It’s sort of like angular momentum, but associated with particles, and isn’t tied to anything actually rotating. It’s just an intrinsic property of those particles, and it classifies their behaviour (fermions with half-integer spin, bosons for full integer). It also determines where how the electron’s magnetic field is oriented (it’s the same axis).
It’s fully described mathematically and we know what it does, but I’m not actually sure if there’s even a currently accepted model of what is it’s source. Maybe if there’s a professional physycist on this reddit, they can say.
The spin indirectly tells you how the electron interact with the magnetic field, and that’s how we measure spin anyway.
Abstractly, spin of a electron is a quantity that belong to the electron itself considered as an independent system. If “we” (the observer) stay in the electron’s rest frame and rotate, spin changes in such a way that the result is only dependent on 2 things: the orientation we look at the electron at the end, and whether we get there by doing short or long rotations.
There isn’t really an ELI5 explanation of what it actually is or where it comes from. Telling you to imagine a ball that’s spinning except it’s not a ball and it’s not spinning won’t get you too far.
All I can say is that it’s a property that electrons have and it has a certain direction.
Magnetic fields are created by the flow of electric charge, right? Well, electrons have charge, and they’re moving, so they should have their own mini magnetic fields.
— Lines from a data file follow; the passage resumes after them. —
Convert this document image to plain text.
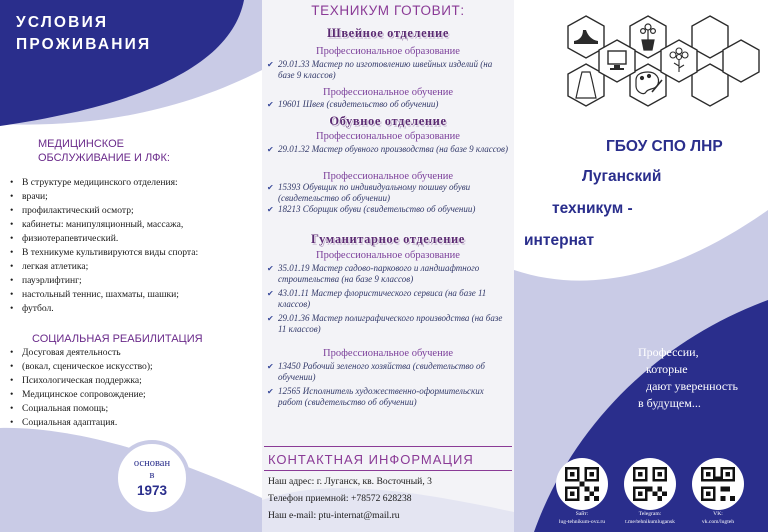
УСЛОВИЯ
ПРОЖИВАНИЯ
МЕДИЦИНСКОЕ
ОБСЛУЖИВАНИЕ И ЛФК:
• В структуре медицинского отделения:
• врачи;
• профилактический осмотр;
• кабинеты: манипуляционный, массажа,
• физиотерапевтический.
• В техникуме культивируются виды спорта:
• легкая атлетика;
• пауэрлифтинг;
• настольный теннис, шахматы, шашки;
• футбол.
СОЦИАЛЬНАЯ РЕАБИЛИТАЦИЯ
• Досуговая деятельность
• (вокал, сценическое искусство);
• Психологическая поддержка;
• Медицинское сопровождение;
• Социальная помощь;
• Социальная адаптация.
основан
в
1973
ТЕХНИКУМ ГОТОВИТ:
Швейное отделение
Профессиональное образование
✔ 29.01.33 Мастер по изготовлению швейных изделий (на базе 9 классов)
Профессиональное обучение
✔ 19601 Швея (свидетельство об обучении)
Обувное отделение
Профессиональное образование
✔ 29.01.32 Мастер обувного производства (на базе 9 классов)
Профессиональное обучение
✔ 15393 Обувщик по индивидуальному пошиву обуви (свидетельство об обучении)
✔ 18213 Сборщик обуви (свидетельство об обучении)
Гуманитарное отделение
Профессиональное образование
✔ 35.01.19 Мастер садово-паркового и ландшафтного строительства (на базе 9 классов)
✔ 43.01.11 Мастер флористического сервиса (на базе 11 классов)
✔ 29.01.36 Мастер полиграфического производства (на базе 11 классов)
Профессиональное обучение
✔ 13450 Рабочий зеленого хозяйства (свидетельство об обучении)
✔ 12565 Исполнитель художественно-оформительских работ (свидетельство об обучении)
КОНТАКТНАЯ ИНФОРМАЦИЯ
Наш адрес: г. Луганск, кв. Восточный, 3
Телефон приемной: +78572 628238
Наш e-mail: ptu-internat@mail.ru
ГБОУ СПО ЛНР
Луганский
техникум -
интернат
Профессии,
которые
дают уверенность
в будущем...
Sайт:
lug-tehnikum-ovz.ru
Telegram:
t.me/tehnikumlugansk
VK:
vk.com/lugteh
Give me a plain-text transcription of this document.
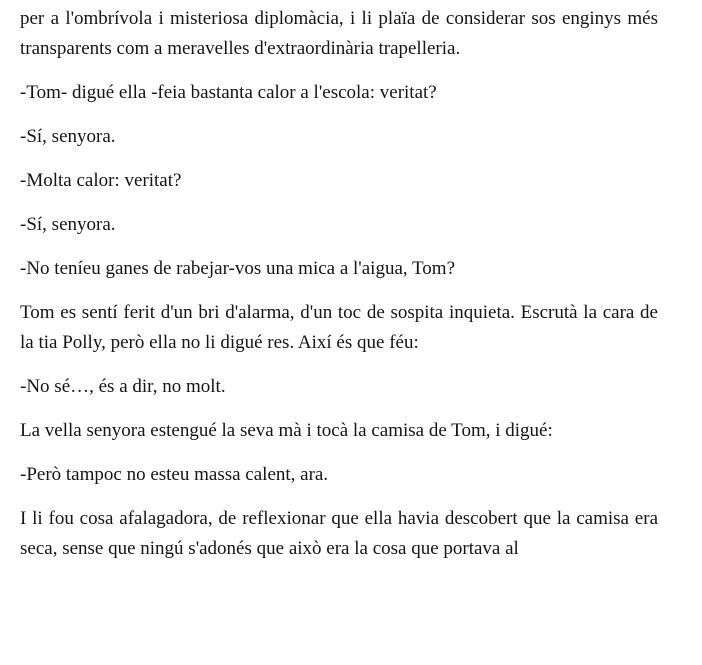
per a l'ombrívola i misteriosa diplomàcia, i li plaïa de considerar sos enginys més transparents com a meravelles d'extraordinària trapelleria.

-Tom- digué ella -feia bastanta calor a l'escola: veritat?

-Sí, senyora.

-Molta calor: veritat?

-Sí, senyora.

-No teníeu ganes de rabejar-vos una mica a l'aigua, Tom?

Tom es sentí ferit d'un bri d'alarma, d'un toc de sospita inquieta. Escrutà la cara de la tia Polly, però ella no li digué res. Així és que féu:

-No sé…, és a dir, no molt.

La vella senyora estengué la seva mà i tocà la camisa de Tom, i digué:

-Però tampoc no esteu massa calent, ara.

I li fou cosa afalagadora, de reflexionar que ella havia descobert que la camisa era seca, sense que ningú s'adonés que això era la cosa que portava al
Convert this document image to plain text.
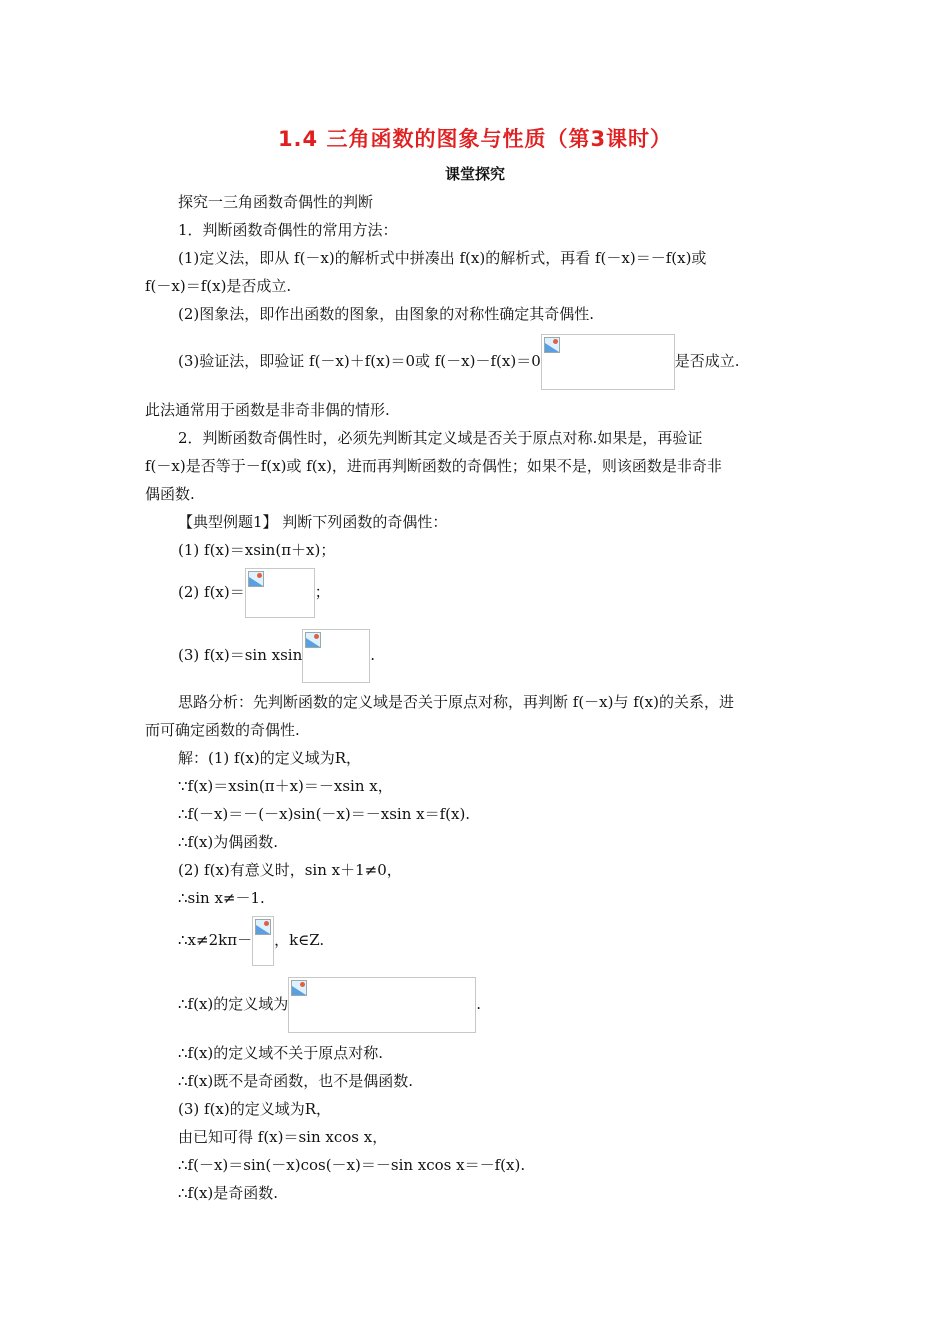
1.4 三角函数的图象与性质（第3课时）
课堂探究
探究一三角函数奇偶性的判断
1．判断函数奇偶性的常用方法：
(1)定义法，即从 f(－x)的解析式中拼凑出 f(x)的解析式，再看 f(－x)＝－f(x)或
f(－x)＝f(x)是否成立.
(2)图象法，即作出函数的图象，由图象的对称性确定其奇偶性.
(3)验证法，即验证 f(－x)＋f(x)＝0或 f(－x)－f(x)＝0	是否成立.
此法通常用于函数是非奇非偶的情形.
2．判断函数奇偶性时，必须先判断其定义域是否关于原点对称.如果是，再验证
f(－x)是否等于－f(x)或 f(x)，进而再判断函数的奇偶性；如果不是，则该函数是非奇非
偶函数.
【典型例题1】 判断下列函数的奇偶性：
(1) f(x)＝xsin(π＋x)；
(2) f(x)＝	；
(3) f(x)＝sin xsin	.
思路分析：先判断函数的定义域是否关于原点对称，再判断 f(－x)与 f(x)的关系，进
而可确定函数的奇偶性.
解：(1) f(x)的定义域为R，
∵f(x)＝xsin(π＋x)＝－xsin x，
∴f(－x)＝－(－x)sin(－x)＝－xsin x＝f(x).
∴f(x)为偶函数.
(2) f(x)有意义时，sin x＋1≠0，
∴sin x≠－1.
∴x≠2kπ－ ，k∈Z.
∴f(x)的定义域为	.
∴f(x)的定义域不关于原点对称.
∴f(x)既不是奇函数，也不是偶函数.
(3) f(x)的定义域为R，
由已知可得 f(x)＝sin xcos x，
∴f(－x)＝sin(－x)cos(－x)＝－sin xcos x＝－f(x).
∴f(x)是奇函数.
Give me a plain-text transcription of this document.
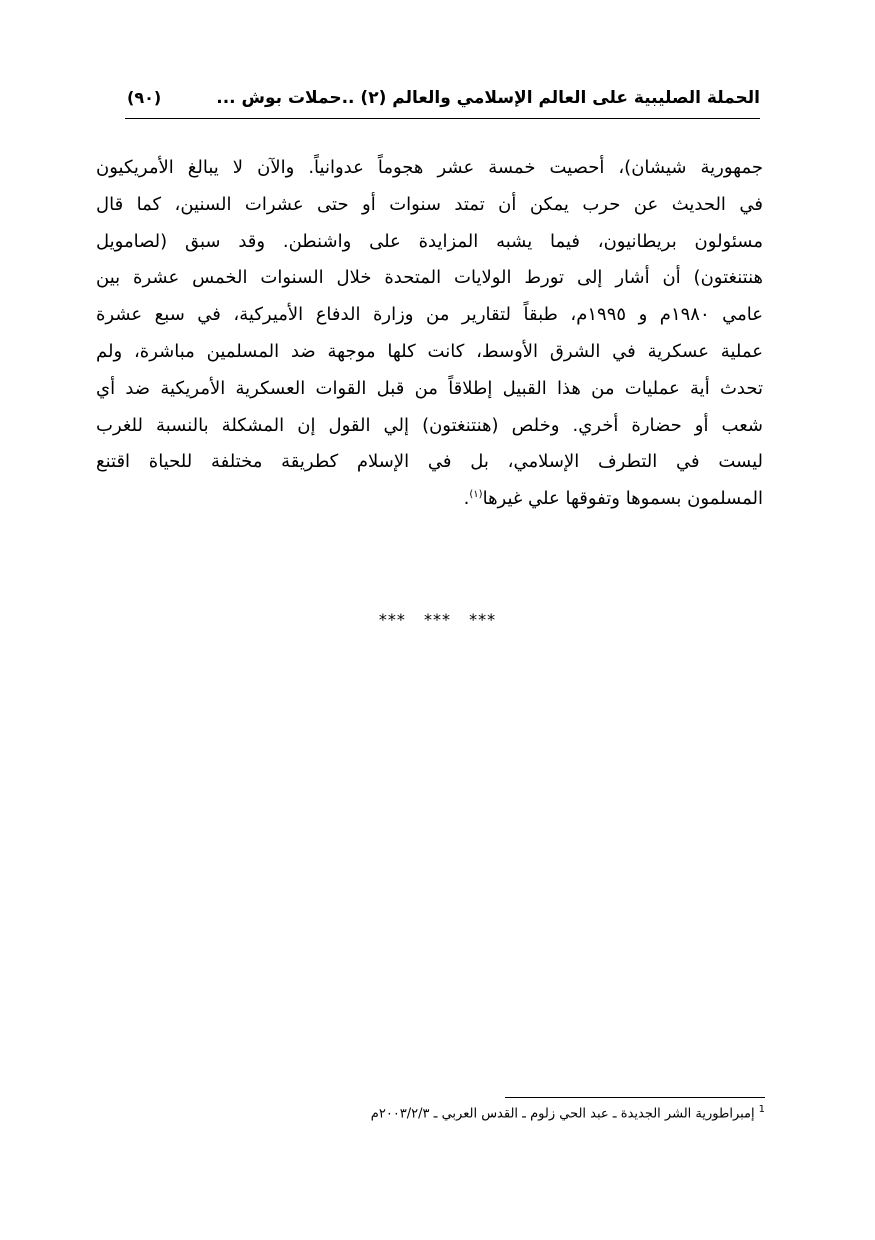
الحملة الصليبية على العالم الإسلامي والعالم (٢) ..حملات بوش ...
(٩٠)
جمهورية شيشان)، أحصيت خمسة عشر هجوماً عدوانياً. والآن لا يبالغ الأمريكيون
في الحديث عن حرب يمكن أن تمتد سنوات أو حتى عشرات السنين، كما قال
مسئولون بريطانيون، فيما يشبه المزايدة على واشنطن. وقد سبق (لصامويل
هنتنغتون) أن أشار إلى تورط الولايات المتحدة خلال السنوات الخمس عشرة بين
عامي ١٩٨٠م و ١٩٩٥م، طبقاً لتقارير من وزارة الدفاع الأميركية، في سبع عشرة
عملية عسكرية في الشرق الأوسط، كانت كلها موجهة ضد المسلمين مباشرة، ولم
تحدث أية عمليات من هذا القبيل إطلاقاً من قبل القوات العسكرية الأمريكية ضد أي
شعب أو حضارة أخري. وخلص (هنتنغتون) إلي القول إن المشكلة بالنسبة للغرب
ليست في التطرف الإسلامي، بل في الإسلام كطريقة مختلفة للحياة اقتنع
المسلمون بسموها وتفوقها علي غيرها$^{(١)}$.
*** *** ***
$^1$إمبراطورية الشر الجديدة ـ عبد الحي زلوم ـ القدس العربي ـ ٢٠٠٣/٢/٣م
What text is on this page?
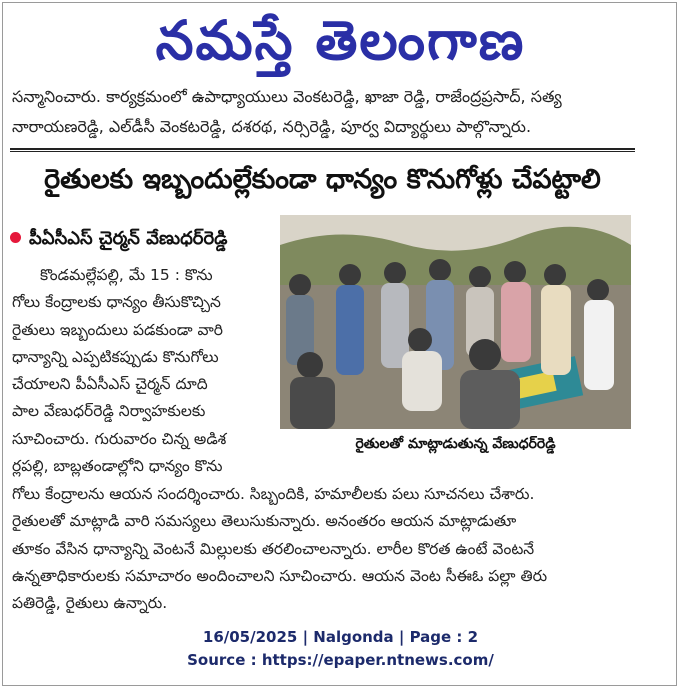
నమస్తే తెలంగాణ
సన్మానించారు. కార్యక్రమంలో ఉపాధ్యాయులు వెంకటరెడ్డి, ఖాజా రెడ్డి, రాజేంద్రప్రసాద్, సత్య
నారాయణరెడ్డి, ఎల్‌డీసీ వెంకటరెడ్డి, దశరథ, నర్సిరెడ్డి, పూర్వ విద్యార్థులు పాల్గొన్నారు.
రైతులకు ఇబ్బందుల్లేకుండా ధాన్యం కొనుగోళ్లు చేపట్టాలి
పీఏసీఎస్ చైర్మన్ వేణుధర్‌రెడ్డి
కొండమల్లేపల్లి, మే 15 : కొను
గోలు కేంద్రాలకు ధాన్యం తీసుకొచ్చిన
రైతులు ఇబ్బందులు పడకుండా వారి
ధాన్యాన్ని ఎప్పటికప్పుడు కొనుగోలు
చేయాలని పీఏసీఎస్ చైర్మన్ దూది
పాల వేణుధర్‌రెడ్డి నిర్వాహకులకు
సూచించారు. గురువారం చిన్న అడిశ
ర్లపల్లి, బాబ్లతండాల్లోని ధాన్యం కొను
రైతులతో మాట్లాడుతున్న వేణుధర్‌రెడ్డి
గోలు కేంద్రాలను ఆయన సందర్శించారు. సిబ్బందికి, హమాలీలకు పలు సూచనలు చేశారు.
రైతులతో మాట్లాడి వారి సమస్యలు తెలుసుకున్నారు. అనంతరం ఆయన మాట్లాడుతూ
తూకం వేసిన ధాన్యాన్ని వెంటనే మిల్లులకు తరలించాలన్నారు. లారీల కొరత ఉంటే వెంటనే
ఉన్నతాధికారులకు సమాచారం అందించాలని సూచించారు. ఆయన వెంట సీఈఓ పల్లా తిరు
పతిరెడ్డి, రైతులు ఉన్నారు.
16/05/2025 | Nalgonda | Page : 2
Source : https://epaper.ntnews.com/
The electron’s spin tells you how that magnetic field is aligned.
In most materials you have a fairly equal amount of electron spins in each direction, so they balance out and the material ends up having no overall magnetic properties.
In some materials like iron, there’s an overall direction that means it has some magnetic behaviour.
I can tell you that much, but I can’t really tell you what spin actually is or where it comes from.